I wouldn't have an issue with it. A lot of my friends don't finish work till after 7 and can't commit to a time if they are working on a project. Depends where you are really. A house in the middle of nowhere may not be as safe as a flat in a city where there's usually always someone around. But do what you're comfortable with!

BlingLoving Mon 11-Nov-13 19:54:13

I think it's perfectly acceptable to ask him to commit to a time but yabu to insist its before 7. When I am working I could never make a pre 7 pm slot.

If he wants to come later, say fine but tell him to come at a pre agreed time such as 7:30. Then yes, get a neighbour or friend to be there.

My guess is that he is using a courier to pick it up, and does not know himself when the courier will arrive. Why dont you ask him to send you a text when he is 10 minutes away so you can ensure you have somebody with you ensure you are in?

RubyRR Mon 11-Nov-13 19:57:33

Do you have your neighbours number? You could ring as he arrives and your neighbour could listen in.

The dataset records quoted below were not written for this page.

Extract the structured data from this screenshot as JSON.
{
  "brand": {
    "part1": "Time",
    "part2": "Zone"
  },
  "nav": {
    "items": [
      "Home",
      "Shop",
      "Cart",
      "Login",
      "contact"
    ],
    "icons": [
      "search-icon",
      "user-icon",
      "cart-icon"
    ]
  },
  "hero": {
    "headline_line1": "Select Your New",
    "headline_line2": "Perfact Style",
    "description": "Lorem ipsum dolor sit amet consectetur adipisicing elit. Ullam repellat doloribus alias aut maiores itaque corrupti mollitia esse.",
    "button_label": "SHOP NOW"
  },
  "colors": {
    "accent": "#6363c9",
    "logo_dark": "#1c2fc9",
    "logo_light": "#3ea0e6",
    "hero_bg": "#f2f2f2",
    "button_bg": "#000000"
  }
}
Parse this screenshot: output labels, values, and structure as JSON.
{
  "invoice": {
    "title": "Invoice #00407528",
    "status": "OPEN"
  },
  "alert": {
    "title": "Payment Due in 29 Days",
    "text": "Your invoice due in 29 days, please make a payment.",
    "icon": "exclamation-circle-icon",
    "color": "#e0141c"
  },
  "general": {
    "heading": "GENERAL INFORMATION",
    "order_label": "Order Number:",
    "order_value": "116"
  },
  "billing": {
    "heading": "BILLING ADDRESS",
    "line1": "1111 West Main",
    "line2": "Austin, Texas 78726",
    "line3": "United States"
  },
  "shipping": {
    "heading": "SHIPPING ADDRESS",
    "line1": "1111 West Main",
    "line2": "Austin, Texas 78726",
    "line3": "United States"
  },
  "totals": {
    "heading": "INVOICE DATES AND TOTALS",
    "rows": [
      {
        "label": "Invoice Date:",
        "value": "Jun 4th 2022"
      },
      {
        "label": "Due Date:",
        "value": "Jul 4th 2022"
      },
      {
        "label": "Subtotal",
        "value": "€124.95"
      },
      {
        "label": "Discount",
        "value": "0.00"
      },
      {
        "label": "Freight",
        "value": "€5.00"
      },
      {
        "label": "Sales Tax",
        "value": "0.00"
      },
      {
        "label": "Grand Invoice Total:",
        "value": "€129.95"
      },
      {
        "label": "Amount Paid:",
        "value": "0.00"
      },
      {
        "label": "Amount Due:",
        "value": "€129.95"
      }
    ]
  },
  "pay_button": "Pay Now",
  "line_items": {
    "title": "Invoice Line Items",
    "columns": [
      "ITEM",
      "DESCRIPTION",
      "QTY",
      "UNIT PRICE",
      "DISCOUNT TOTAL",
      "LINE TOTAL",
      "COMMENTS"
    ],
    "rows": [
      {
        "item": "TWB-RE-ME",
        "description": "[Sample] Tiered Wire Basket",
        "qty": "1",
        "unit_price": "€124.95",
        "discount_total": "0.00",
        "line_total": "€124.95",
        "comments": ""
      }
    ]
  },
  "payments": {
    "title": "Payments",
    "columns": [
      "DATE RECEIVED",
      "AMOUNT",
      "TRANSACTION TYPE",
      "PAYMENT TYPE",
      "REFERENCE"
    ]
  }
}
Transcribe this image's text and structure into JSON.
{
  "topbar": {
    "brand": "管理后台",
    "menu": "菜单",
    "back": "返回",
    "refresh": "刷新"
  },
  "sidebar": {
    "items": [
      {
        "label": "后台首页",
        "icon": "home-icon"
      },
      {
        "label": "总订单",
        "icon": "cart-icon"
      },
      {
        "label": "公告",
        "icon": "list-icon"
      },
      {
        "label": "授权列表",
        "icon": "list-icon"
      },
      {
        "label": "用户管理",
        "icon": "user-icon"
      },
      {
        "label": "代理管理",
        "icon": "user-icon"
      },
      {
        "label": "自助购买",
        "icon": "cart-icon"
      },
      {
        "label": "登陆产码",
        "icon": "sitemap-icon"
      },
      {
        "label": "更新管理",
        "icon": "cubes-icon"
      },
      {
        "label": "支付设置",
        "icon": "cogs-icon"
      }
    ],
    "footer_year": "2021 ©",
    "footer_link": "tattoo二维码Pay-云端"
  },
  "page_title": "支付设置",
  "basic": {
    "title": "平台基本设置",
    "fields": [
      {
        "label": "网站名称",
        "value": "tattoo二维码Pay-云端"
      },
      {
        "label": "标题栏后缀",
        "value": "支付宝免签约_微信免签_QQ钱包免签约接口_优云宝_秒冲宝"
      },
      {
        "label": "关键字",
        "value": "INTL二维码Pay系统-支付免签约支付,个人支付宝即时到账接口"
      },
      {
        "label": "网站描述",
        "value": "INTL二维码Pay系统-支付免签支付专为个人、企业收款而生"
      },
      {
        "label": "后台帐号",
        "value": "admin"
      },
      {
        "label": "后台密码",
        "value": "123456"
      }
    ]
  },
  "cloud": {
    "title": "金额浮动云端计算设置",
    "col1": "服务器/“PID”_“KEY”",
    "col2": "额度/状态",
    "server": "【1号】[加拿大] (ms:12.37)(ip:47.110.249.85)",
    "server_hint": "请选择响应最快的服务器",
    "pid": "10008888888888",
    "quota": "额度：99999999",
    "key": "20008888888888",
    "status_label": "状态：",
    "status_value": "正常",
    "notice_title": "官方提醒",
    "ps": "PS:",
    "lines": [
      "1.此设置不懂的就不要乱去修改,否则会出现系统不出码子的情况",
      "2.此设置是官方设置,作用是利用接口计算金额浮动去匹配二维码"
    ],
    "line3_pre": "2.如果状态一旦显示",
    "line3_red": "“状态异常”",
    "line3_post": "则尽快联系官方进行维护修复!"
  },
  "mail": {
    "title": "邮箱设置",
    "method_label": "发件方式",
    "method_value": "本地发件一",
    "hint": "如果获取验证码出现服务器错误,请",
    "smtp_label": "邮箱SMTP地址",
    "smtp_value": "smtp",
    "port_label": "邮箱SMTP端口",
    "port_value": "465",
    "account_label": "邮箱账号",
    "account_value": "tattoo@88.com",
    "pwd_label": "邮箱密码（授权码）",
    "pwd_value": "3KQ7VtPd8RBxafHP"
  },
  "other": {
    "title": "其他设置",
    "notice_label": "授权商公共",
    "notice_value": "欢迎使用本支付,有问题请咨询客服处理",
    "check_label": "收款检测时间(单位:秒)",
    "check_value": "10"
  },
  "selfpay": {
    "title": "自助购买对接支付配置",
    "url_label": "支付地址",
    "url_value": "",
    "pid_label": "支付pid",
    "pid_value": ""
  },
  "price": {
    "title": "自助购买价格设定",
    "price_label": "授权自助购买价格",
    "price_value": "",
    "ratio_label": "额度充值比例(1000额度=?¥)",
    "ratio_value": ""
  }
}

ImperialBlether Mon 11-Nov-13 20:14:17

Ask your neighbour whether you can give their address - when he knocks there she can say you're storing it for her.

Ruffcat Mon 11-Nov-13 20:15:18

Just tell him you work so he needs to come between (time) or ( time) on a different day.

I was really nervous the first time I ebay collection only.

A few tips are have some change in you pocket if they are paying cash

Have the item ready behind the door.

If they ask to use your toilet say its broken.

If you have a hall close the door to your living/kitchen room.

specialsubject Mon 11-Nov-13 20:18:32

accepting paypal for collected items is asking to be ripped off. He collects, says he never got the items, opens a case and gets refunded. Paypal WILL NOT DO ANYTHING unless you have an online trackable courier. It's a classic scam.

so tell him it is cash on collection and refund his payment.

Boiing Mon 11-Nov-13 20:23:51

Thanks for the replies, really appreciate it. Good point about getting cash instead of paypal, I hadn't thought of buyers pretending not to receive it. I'm not very good at this ebay stuff, normally I just use it to buy the odd cheap baby stuff.

After I read your responses I spoke to my neighbour and she's agreed to come and sit with me when he comes. I've also sent the buyer a cutoff time after which I'll just cancel the deal. Fingers crossed it will be simple! If it was better weather I'd just leave the furniture outside but it's been raining here all week.